Norma K. Marshall, Ph.D.
Professor Emerita of Nursing
Years at Michigan: 1953-1982
Dr. Norma K. Marshall received her nursing diploma from the Edward W. Sparrow Hospital School of Nursing in Lansing, Michigan in 1947. Subsequently she was appointed as an instructor of nursing at Sparrow Hospital where she served for four years while she studied towards an undergraduate degree at Michigan State University.
In the following years, Dr. Marshall went on to complete her undergraduate work at Case Western Reserve University-formerly Western Reserve University where she also completed her graduate studies in Nursing (MSN) and she later completed M.A. and Ph.D. degrees in Higher Education Administration at The University of Michigan.
In 1953, Dr.

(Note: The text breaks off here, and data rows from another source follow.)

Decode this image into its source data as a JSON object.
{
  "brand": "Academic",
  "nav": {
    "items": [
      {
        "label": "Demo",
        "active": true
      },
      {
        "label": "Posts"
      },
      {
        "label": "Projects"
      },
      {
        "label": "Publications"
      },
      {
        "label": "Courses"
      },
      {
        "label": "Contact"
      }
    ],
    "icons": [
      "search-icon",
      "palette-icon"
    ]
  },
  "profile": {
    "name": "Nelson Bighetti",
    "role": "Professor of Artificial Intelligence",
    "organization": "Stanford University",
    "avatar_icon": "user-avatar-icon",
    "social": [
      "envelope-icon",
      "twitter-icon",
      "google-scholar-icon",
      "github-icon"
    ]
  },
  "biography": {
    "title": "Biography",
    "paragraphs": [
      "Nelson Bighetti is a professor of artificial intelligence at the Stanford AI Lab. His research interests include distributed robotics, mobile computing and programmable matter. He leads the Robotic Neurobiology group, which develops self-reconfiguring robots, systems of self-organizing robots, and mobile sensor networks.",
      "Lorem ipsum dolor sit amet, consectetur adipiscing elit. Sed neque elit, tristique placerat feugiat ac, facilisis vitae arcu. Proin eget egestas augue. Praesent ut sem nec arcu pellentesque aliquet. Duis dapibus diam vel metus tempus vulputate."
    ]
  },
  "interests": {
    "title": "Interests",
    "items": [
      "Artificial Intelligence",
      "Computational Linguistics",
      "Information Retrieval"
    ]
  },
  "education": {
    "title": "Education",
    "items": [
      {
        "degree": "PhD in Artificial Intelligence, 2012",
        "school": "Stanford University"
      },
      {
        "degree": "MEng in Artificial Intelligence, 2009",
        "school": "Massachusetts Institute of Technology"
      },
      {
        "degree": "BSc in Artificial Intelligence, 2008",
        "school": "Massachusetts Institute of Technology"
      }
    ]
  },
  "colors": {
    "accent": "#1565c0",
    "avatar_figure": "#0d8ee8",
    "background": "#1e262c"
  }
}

Marshall came to the U-M where she was appointed Assistant Professor of Nursing as well as Chairperson of the Foundations Area of the School of Nursing. Once a faculty member, she moved swiftly through the ranks to become Assistant Dean in 1971 and Professor of Nursing in 1972, both of which positions she held until her retirement as an active faculty member in 1982. Her long and loyal career with the University was highlighted by her pivotal role in the development of the Registered Nurse Studies Program and by her various administrative roles that she selflessly fulfilled. She served as Assistant Dean and Director of the RN Studies Program, as Assistant Dean for Undergraduate Studies, as Assistant Dean for Academic Affairs, and as Acting Dean of the School of Nursing from 1972-73. She was also appointed by the Governor of Michigan to the Michigan Board of Nursing, an organization for which she served as a member from 1973-76 and as Vice Chairperson from 1976-77.
Throughout her successful tenure at UM, Dr. Marshall established herself as someone who would reliably complete any task and who always went out of her way to make others' work easier. In addition, her incredible abilities both as an instructor and as an administrator were undeniable. For these reasons, she received honors from the Michigan League for Nursing, from the Michigan Nurses Association on their centennial celebration, and from Sigma Theta Tau, Rho Chapter. Moreover, she received the School of Nursing's Centennial Recognition Award (1991) and has been invited by various organizations and institutions to speak on behalf of the School and of the profession.
Upon her retirement in 1982, the Board of Regents appointed Dr. Marshall as Professor Emerita of Nursing in recognition of her remarkable 29 year career. She was also a Medical Center Alumni Society award recipient in 1983. The U-M will forever be honored to be affiliated with such an outstanding individual who to this day remains an active leader and role model in both her community and church.